Prisma Access Browser Update Mechanics
Focus
Focus
Prisma Access Browser

Prisma Access Browser Update Mechanics

Table of Contents

Prisma Access Browser Update Mechanics

Learn about the Prisma Access Browser update mechanics.
Where Can I Use This?What Do I Need?
  • Strata Cloud Manager
  • Prisma Access Browser standalone
  • Prisma Access with Prisma Access Browser bundle license or Prisma Access Browser standalone license
  • Superuser or Prisma Access Browser role

Online Installer

The online installer is a stub that fetches the latest version of the Prisma Access Browser and installs it.
The online installer always fetches the latest version of the browser and will install updates based on the “Deployments” settings in the policy manager under “Browser Customizations.” Upgrade requirements and scheduling can be configured for Users and User Groups by making policy adjustments.
The installers are available here:
MSI
The MSI installer uses the standard Microsoft Windows switches for silent installation.
EXE
The exe installer uses the following switches for silent installation: /silent /install
MAC

Offline Installer

Windows
Browser version 125.76.2791.7 and prior
For Windows systems, the offline installer contains all the bits required for the release, but does not contain the update service required for full browser upgrades. This version does, however, update the engine at regular intervals. You need to maintain the version installed on your endpoints using the appropriate management tools. Versions over 60-days old are not supported. For more information, please refer to the End-of-Life policy.
After version 125.76.2791.7
For Windows systems, the offline installer contains all the bits required for the release corresponding to its version number.
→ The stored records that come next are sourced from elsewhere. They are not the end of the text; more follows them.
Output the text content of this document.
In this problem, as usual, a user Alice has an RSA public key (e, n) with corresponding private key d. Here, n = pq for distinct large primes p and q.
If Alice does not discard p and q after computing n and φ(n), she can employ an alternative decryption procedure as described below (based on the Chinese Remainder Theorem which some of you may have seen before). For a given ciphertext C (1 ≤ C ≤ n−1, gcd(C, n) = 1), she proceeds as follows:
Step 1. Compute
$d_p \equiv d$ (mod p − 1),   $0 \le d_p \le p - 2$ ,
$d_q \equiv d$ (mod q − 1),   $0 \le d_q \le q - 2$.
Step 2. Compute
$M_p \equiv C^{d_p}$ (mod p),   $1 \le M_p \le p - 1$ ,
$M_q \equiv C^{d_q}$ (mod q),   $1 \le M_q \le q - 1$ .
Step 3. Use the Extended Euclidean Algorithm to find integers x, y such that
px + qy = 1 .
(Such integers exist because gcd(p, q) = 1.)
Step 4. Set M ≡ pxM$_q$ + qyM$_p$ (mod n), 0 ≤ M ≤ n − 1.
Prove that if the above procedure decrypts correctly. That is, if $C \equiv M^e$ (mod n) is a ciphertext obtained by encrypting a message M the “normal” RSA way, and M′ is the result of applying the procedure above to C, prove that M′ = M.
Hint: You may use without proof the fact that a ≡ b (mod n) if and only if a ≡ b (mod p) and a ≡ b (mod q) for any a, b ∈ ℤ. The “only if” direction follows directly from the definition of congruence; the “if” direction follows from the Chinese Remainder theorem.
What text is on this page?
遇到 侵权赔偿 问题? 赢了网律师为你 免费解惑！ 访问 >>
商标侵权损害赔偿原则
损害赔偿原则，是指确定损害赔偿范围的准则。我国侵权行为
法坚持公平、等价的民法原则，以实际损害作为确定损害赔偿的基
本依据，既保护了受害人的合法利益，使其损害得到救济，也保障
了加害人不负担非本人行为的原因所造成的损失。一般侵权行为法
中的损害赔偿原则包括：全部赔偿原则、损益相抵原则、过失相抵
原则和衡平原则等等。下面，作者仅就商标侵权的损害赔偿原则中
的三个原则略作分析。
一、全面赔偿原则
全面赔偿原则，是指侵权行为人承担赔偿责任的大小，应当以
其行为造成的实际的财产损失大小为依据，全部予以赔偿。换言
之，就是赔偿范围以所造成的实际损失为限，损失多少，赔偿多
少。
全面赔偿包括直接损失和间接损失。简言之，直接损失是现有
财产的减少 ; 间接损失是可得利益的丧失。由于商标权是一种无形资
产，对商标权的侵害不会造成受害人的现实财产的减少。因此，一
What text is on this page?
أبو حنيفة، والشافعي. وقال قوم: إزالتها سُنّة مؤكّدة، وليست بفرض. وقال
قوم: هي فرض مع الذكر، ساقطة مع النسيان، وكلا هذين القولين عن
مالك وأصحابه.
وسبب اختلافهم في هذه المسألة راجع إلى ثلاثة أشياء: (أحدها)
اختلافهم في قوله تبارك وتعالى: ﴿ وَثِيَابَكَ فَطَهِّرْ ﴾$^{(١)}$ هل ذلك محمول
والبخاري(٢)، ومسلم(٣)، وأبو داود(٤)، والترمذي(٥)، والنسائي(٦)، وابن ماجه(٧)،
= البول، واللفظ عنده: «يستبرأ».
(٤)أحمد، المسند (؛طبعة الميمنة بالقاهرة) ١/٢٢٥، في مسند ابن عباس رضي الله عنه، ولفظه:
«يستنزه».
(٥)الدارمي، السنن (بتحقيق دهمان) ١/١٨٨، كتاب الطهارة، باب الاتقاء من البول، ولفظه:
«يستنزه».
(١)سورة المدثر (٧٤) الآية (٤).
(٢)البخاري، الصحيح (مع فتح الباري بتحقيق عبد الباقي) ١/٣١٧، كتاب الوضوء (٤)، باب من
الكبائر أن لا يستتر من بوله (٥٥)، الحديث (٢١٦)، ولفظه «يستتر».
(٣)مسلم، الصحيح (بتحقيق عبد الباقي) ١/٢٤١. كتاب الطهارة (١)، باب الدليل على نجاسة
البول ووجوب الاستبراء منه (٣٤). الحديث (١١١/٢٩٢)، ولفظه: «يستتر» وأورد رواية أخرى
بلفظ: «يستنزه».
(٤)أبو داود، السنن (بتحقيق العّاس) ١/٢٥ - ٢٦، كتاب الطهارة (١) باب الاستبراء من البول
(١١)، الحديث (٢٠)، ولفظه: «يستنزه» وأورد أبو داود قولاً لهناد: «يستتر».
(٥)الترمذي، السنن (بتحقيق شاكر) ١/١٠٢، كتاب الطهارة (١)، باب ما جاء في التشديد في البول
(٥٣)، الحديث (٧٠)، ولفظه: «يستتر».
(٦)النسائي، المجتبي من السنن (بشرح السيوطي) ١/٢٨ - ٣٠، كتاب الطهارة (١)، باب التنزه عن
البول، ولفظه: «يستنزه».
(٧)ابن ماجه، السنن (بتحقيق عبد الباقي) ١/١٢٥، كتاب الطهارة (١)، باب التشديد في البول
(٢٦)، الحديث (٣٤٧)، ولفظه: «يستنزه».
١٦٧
Using the MSI switches described below, you can enable installation of the browser update service. The installation will install the version of the browser marked by the file version number. If an older installation is used, the browser will update itself after the user logs in and will use the update policy that you configured in the Management console. Versions over 60-days old are not supported. For more information, please refer to the End-of-Life policy.
MSI options
Msiexec /i <path-to-msi> WITH_UPDATED=true (default is false) PIN_BROWSER_VERSION=true (default is false)
RSS Feed
MACOn mac devices, the offline installer is a universal installer with all the current bits of the browser and the latest engine.
RSS Feed

Engine Updates

All versions of the browser will update the engine component. This is required for browser functionality and to get the latest updates, fixes, and policies.

Browser

MAC
macOS browser updates are generated within the user context (not a separate updater). Updates will only occur when the Browser is open.
WINDOWS
Windows installations (with autoupdate), install both the Browser and an updater service agent. This agent runs separately from the Browser and is triggered by a System Scheduled Task.
When a machine is running, even without a user logged in, the scheduled task will make periodic update attempts to check if an update exists. If the check is successful, it will download a Browser update that will be applied on the next Browser start/restart. The amount of time the user can delay the update and the update schedule window are configurable via a Browser Customization policy in the management console.
When the user accesses the “About” page, the update service will manually attempt to perform an update. In this case, the Browser polls the update service (COM Server) and reports to the user if an update is available to install. A user can't force an update that is beyond the version configured by the currently applied policy.
For managed deployments, the MSI deployment should happen at a system level, therefore proxies available to system-level processes will be used. It's possible that a download mitigation action will occur if system-level traffic is blocked. Validate nominal updates or create an exception for the browser with this enabled.
Offline installers can be provided for exact versions of the browser and are posted in the RSS feed listed above.
  1. The Browser will poll for new updates every few hours.
  2. The Browser will connect to: https://updates.talon-sec.com
  3. Full Browser updates contain the latest engine within it.
  4. If a policy is available (and the user has logged in), The Browser will install updates based on the policy (if configured)
  5. If a policy isn't updated (either because the user has not logged in or the user had not logged in recently and the policy is stale), the service will update the browser to the version that is in written in the following registry key:
[HKEY_LOCAL_MACHINE\SOFTWARE\Policies\Palo Alto Networks\PrismaAccessBrowserPolicies]
"TargetVersionPrefix{DFEF2477-4F0E-454B-BC0D-03CE61074E4C}"="1.1.1.1"
  1. New browser updates are a full install, which is approximately ~128 mb unpacked.